Cans, cans, cans - big and little cans, fat ones and thin ones! All primitive products-without their war-paint on- just plain undecorated tin cans- about 600,000 of them every day - every day in the year! The plant could do more than that, for its capacity is about 900,000!
Two things are arresting: a throb at the heart of the industry that tells of steadily pulsing business, and the unusual sight of row and rows of women in coveralls “manning” the machinery. There are not three or four or half a dozen. About 200 on the day shift and 150 until 11:45 at night, when a last rush of energy sends them on a run for the last car.
Sensibly dressed, alert, careful, they handle nearly every machine formerly run by the men. It is said that they do not turn out as much work as the men-for which there may be two reasons. They are not doing “piece work” which is a great incentive to “speed up” production. The other reason is that their “boss” is a man! No mere foreman in charge of a lot of coveralled women can drive them by the use of well, punctuated, uncensored United States as he could a bunch of men. At least it isn’t being done in the best can factories. The girls would simply take their little tin dishes and boudoir caps (yes, there are all kinds of caps) and go home-so there! And what would the American Can company “do then, poor thing?”
All joking aside, the “women do the work, and do it well. From the first appearance of the sheets of tin, through the entire process of cutting the sheets into strips, the strips into different sizes, the shaping and joining to the machine that closes the bottom of the can and another that makes the top-even to the placing of a paper gasket under the cap, the girls are on the job every minute.
“Many accidents this year?” To which the foreman replied, laconically, “No-not many fingers cut off this year.” Ugh! The company is well equipped for first aid, with a nurse in constant attendance. There is a room where lunches from home may be eaten and a restaurant for those desiring a hot meal.
The plant is modern, well lighted, splendidly ventilated. The employees are a cheerful looking, well paid lot of girls and the comfort of their accident averting working clothes is a revelation.
This matter of “industrial garments” was no sudden change nor is it any longer peculiar to the American Can company’s employees. “They” are being worn by those in a tranquil state of domestication and in the Vere-de-Vere households of the very best families. The jump from ruffles to real working clothes was like Rome-not “made in a day”. It came after hard cross-country riding over hurdles of public opinion and thorn hedges of custom-made feminism.

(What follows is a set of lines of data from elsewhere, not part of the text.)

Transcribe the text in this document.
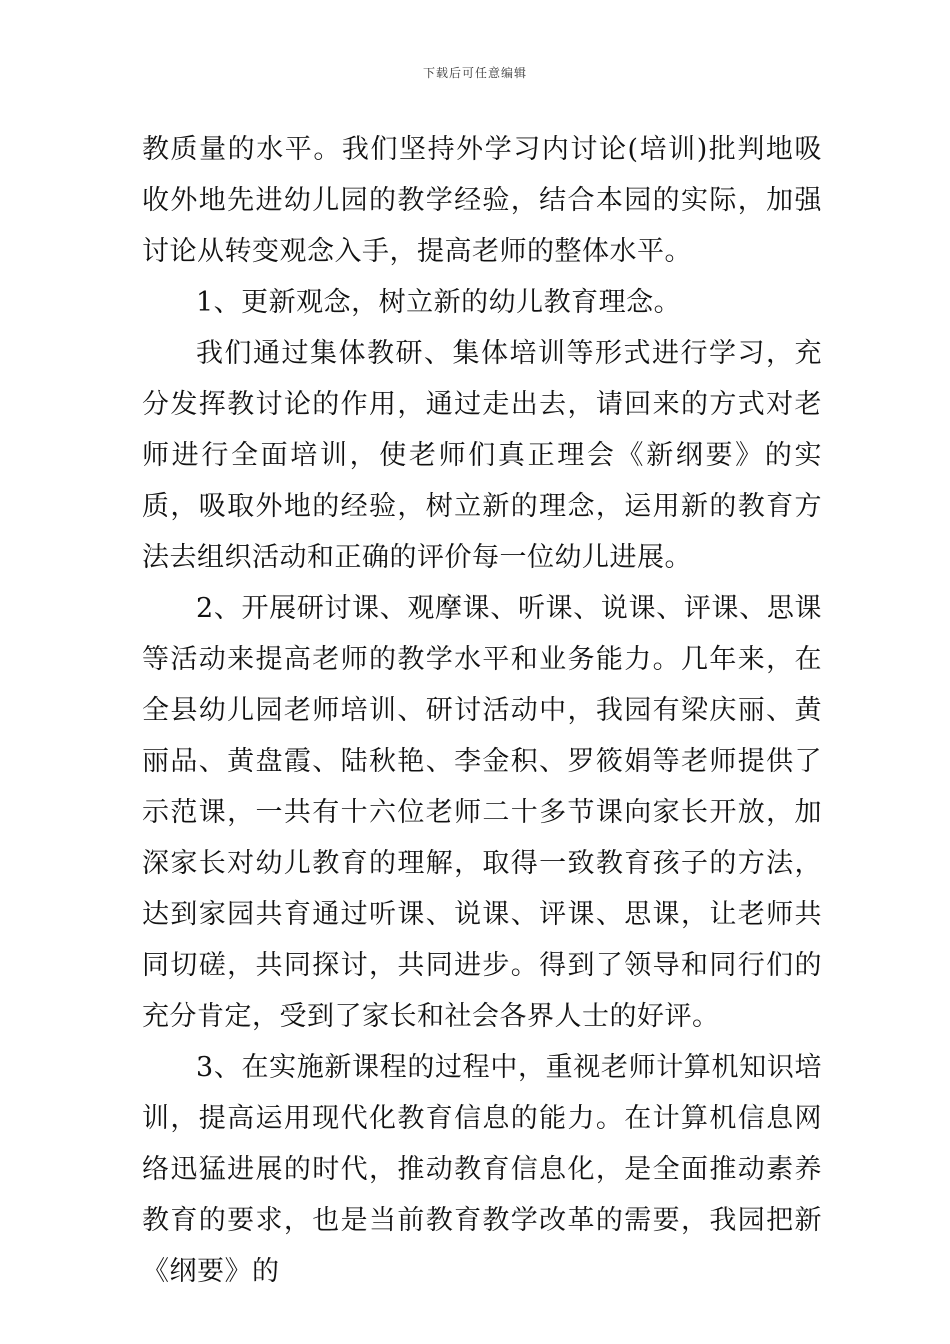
下载后可任意编辑

教质量的水平。我们坚持外学习内讨论(培训)批判地吸收外地先进幼儿园的教学经验，结合本园的实际，加强讨论从转变观念入手，提高老师的整体水平。

1、更新观念，树立新的幼儿教育理念。

我们通过集体教研、集体培训等形式进行学习，充分发挥教讨论的作用，通过走出去，请回来的方式对老师进行全面培训，使老师们真正理会《新纲要》的实质，吸取外地的经验，树立新的理念，运用新的教育方法去组织活动和正确的评价每一位幼儿进展。

2、开展研讨课、观摩课、听课、说课、评课、思课等活动来提高老师的教学水平和业务能力。几年来，在全县幼儿园老师培训、研讨活动中，我园有梁庆丽、黄丽品、黄盘霞、陆秋艳、李金积、罗筱娟等老师提供了示范课，一共有十六位老师二十多节课向家长开放，加深家长对幼儿教育的理解，取得一致教育孩子的方法，达到家园共育通过听课、说课、评课、思课，让老师共同切磋，共同探讨，共同进步。得到了领导和同行们的充分肯定，受到了家长和社会各界人士的好评。

3、在实施新课程的过程中，重视老师计算机知识培训，提高运用现代化教育信息的能力。在计算机信息网络迅猛进展的时代，推动教育信息化，是全面推动素养教育的要求，也是当前教育教学改革的需要，我园把新《纲要》的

From the ladylike stone jars of the pickling and preserving days of grandmother’s time to the enormous output of the American Can company is not so surprising a change as the transition from hoops and hobbies to the war time efficiency of the comfortable coverall.
The wearers are no longer self-conscious about their bi-furcated garments, which means that where machinery throbs and whirrs women have not only taken the places of the “boys over there”- they have slipped into their clothes-to stay!